Sounds like a lot of bad news, doesn’t it? It was, and I’m not going to sugarcoat that. I left the meeting last night feeling gloomy.  But there is some good news: This isn’t over, and we’re not done fighting for the community.

As I mentioned earlier, this plan has to go before the Planning Commission and the Board of Supervisors before it’s approved.  We at RCA are going to continue pushing for the changes that we feel are important, and our colleagues at RA and ARCH have vowed to do the same. It will likely be a more uphill battle at this stage, but we’re not going to let that dissuade us.

Also, we’re interested in that follow-on motion about the fields. The question of how many fields we need, where they’ll be located, and how they’ll be paid for is very important for our community. We need to find a solution that works for everyone. I certainly intend for us to take a leading role in the discussions, and if we can help guide the way to a good solution, that will be an important accomplishment.

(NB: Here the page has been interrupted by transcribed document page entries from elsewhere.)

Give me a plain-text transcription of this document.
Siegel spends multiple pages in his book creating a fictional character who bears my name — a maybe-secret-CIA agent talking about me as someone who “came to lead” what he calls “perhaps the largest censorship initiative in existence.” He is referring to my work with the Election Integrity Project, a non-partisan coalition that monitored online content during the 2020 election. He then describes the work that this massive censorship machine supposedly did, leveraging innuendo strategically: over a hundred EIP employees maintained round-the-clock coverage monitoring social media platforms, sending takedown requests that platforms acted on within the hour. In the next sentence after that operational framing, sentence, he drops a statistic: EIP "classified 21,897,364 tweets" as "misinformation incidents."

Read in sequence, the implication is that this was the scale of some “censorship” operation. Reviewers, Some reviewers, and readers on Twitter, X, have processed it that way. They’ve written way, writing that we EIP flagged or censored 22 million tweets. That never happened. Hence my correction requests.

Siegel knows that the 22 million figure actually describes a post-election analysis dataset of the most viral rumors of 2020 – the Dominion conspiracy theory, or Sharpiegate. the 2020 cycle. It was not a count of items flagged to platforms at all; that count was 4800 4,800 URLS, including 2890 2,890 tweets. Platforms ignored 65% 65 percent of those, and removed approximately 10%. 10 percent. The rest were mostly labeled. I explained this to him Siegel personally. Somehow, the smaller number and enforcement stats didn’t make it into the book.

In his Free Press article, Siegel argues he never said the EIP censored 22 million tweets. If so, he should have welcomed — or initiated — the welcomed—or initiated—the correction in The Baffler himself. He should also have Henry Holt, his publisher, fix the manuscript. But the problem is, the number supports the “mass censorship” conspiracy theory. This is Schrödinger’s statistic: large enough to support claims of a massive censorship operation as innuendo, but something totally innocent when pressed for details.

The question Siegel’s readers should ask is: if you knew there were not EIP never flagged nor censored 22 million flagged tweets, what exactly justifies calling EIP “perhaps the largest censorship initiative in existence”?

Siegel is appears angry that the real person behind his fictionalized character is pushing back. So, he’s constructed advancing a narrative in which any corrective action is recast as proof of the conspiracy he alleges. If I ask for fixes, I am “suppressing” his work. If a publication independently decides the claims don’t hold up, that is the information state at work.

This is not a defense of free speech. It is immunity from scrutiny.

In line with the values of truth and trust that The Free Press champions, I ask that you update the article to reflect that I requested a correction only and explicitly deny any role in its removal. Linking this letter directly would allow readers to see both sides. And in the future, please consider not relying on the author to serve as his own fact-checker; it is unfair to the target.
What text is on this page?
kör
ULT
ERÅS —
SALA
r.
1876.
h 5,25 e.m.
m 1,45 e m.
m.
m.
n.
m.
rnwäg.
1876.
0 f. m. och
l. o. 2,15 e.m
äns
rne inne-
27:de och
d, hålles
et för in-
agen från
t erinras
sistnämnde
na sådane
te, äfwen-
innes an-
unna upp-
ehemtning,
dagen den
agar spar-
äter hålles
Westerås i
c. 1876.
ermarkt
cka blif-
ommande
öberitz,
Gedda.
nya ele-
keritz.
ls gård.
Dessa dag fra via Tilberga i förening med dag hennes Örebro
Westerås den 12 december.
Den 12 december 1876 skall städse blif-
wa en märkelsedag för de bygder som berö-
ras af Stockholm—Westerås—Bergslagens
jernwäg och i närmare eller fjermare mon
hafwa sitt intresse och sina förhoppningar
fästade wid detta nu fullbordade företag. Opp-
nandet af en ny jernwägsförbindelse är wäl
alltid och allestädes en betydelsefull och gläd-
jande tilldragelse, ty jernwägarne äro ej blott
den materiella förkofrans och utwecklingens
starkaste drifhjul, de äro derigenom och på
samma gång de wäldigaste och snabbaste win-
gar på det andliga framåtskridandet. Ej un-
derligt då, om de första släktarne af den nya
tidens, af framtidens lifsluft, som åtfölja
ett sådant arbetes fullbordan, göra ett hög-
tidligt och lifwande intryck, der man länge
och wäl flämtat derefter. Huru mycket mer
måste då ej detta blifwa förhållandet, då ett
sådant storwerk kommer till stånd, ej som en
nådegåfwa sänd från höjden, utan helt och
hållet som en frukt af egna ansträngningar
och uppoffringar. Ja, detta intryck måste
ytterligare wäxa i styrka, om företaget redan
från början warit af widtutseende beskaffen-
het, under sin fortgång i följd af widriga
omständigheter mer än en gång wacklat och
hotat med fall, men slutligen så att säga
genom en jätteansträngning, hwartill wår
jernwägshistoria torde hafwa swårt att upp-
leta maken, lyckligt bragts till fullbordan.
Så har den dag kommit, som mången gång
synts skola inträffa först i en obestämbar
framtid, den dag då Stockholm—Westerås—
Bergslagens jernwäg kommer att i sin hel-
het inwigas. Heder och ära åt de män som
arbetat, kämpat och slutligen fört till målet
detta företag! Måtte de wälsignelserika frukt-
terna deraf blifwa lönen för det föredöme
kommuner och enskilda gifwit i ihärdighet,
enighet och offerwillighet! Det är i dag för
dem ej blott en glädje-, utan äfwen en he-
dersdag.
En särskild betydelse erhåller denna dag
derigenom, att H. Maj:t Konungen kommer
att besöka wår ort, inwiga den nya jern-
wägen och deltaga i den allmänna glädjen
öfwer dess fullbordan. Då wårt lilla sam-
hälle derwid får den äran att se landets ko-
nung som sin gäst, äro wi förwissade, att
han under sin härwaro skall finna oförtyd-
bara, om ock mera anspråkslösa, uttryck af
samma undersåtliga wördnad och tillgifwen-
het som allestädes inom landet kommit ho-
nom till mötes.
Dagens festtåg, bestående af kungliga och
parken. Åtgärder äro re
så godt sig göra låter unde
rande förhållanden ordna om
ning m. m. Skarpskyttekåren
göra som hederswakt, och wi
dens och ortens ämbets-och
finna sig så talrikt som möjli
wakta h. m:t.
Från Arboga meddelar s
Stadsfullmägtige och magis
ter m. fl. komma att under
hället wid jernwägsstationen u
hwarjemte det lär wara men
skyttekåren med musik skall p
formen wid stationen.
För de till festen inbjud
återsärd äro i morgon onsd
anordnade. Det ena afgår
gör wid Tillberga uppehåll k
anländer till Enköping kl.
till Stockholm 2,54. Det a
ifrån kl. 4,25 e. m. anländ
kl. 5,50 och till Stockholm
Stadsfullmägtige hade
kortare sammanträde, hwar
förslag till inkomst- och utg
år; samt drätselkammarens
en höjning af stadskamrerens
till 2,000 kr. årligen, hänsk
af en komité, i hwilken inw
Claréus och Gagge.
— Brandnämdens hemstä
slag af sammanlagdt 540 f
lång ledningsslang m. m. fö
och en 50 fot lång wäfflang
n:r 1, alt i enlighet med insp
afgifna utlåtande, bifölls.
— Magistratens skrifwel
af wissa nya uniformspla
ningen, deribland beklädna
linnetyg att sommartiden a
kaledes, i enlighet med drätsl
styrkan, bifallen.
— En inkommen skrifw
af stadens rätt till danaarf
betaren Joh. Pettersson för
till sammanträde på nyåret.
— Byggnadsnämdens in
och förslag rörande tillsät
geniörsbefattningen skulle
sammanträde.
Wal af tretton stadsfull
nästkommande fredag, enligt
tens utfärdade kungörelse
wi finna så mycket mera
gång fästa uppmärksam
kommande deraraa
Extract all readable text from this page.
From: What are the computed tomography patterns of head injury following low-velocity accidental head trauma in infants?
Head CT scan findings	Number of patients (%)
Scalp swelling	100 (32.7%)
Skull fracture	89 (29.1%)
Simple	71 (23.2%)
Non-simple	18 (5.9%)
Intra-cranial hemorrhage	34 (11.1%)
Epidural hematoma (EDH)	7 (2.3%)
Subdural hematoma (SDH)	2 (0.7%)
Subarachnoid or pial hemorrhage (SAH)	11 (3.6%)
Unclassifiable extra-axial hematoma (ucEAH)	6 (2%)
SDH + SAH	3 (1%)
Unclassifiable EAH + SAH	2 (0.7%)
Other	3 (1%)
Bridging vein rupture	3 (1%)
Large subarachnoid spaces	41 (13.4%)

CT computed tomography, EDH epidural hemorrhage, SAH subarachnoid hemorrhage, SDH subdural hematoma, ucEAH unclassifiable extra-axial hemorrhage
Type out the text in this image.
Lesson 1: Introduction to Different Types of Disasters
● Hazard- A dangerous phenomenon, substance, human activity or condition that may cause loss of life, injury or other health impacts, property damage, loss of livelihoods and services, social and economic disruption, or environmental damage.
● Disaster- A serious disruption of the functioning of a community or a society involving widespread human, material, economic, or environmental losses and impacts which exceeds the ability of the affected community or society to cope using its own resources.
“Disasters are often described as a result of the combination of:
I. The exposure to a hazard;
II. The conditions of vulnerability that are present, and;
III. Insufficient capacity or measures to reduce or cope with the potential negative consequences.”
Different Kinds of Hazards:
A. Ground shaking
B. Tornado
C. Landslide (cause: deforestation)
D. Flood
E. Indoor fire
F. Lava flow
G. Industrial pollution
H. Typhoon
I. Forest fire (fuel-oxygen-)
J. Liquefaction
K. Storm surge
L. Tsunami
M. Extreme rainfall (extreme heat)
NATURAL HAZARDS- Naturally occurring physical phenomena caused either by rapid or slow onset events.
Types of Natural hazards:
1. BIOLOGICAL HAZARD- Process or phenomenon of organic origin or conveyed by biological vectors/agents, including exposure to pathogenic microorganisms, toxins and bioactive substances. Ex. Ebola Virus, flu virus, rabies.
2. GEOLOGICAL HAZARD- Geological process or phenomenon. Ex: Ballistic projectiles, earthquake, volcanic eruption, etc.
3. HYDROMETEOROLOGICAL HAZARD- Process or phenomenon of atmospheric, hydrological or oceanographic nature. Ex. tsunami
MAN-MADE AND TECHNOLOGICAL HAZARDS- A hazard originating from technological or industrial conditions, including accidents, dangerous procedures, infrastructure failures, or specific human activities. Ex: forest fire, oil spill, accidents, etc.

So yes, last night was a disappointment on a lot of levels; there’s no disputing that. But we’re not out of the game, and we’re not going to let this setback take us down. We’ve got a lot of work left to do, and we’ve got three committed community organizations that are ready to do it. Let’s get started.

  • Dan Soschin

    Considering it takes nearly 20 minutes to go from Rt 7 to Sunset Hills during rush hour (3 miles), and 20 minutes to go from Northpoint to South Lakes during rush hour (3 miles), Reston has had transportation issues for a decade that are still unaddressed. With the new metro stops opening soon, and tens of thousands of people who will begin commuting from Loudoun/Leesburg to Reston to take the metro (rather than bypassing Reston by taking the toll road to 66), Reston is soon to become impassable during rush hour. I once lived in McLean and recall not be able to get anywhere between 4 and 7 in the evening and I’m watching the same exact thing happen to North Reston. It’s a predictable disaster unfolding in slow motion.

    • Colin Mills

      Thanks for the comment, Dan. I’ve definitely experienced the challenges of trying to get from South Reston to North Reston during rush hour. Traffic is already a problem, and it’s going to get worse. That’s a key reason why RCA has been working so hard on this issue. We’re going to keep at it!

  • ewild

    Thanks for sticking up for us Colin! We were fairly appalled with what we heard from the Task Force in last month’s presentation. We are afraid we are trading off the ability to drive around our own neighborhoods for development that we honestly don’t want. My family chose Reston because we wanted to escape the world of high rises and thick traffic. We would much rather direct planning efforts towards parks and traffic alleviation than pet projects like a new fine arts facility.

    • Colin Mills

      You’re welcome, ewild! Parks and traffic concerns are definitely the planning issues that we hear the most about from our constituents; that’s why we’ve focused our energy in those areas.

  • John Farrell

    The very idea of creating an urban center straddling a 12 lane
    interstate, 50 to 100 feet below the grade of the center should have been patently
    absurd to anyone with a lick of sense.

    The Rosslyn/Ballston corridor doesn’t straddle I-66. Rather I-66 forms the northern edge of that corridor.

    The housing proposed by this Comprehensive Plan Amendment will only exacerbate the building affordable housing crisis in Reston.

    The level of service accepted on Whiele and Reston Parkway by the Plan will destroy any semblance of mobility within Reston. The conceit upon which this traffic projection is based (that Millenials are abandoning automobile usage) is given the lie by a visit to the student parking lots at any of the 27 high schools in Fairfax.

    The Plan has no requirement for commercial development to contribute recreational proffers as is required in Tysons.

    The indoor tennis, 50 meter pool and orchestra house/theater do not need all to be in one building but can and should be spread out throughout the study area and incorporated into other market-rate buildings.

    This proposal needs to be sent back to the drawing board for a new and very different study group to extensively rewrite.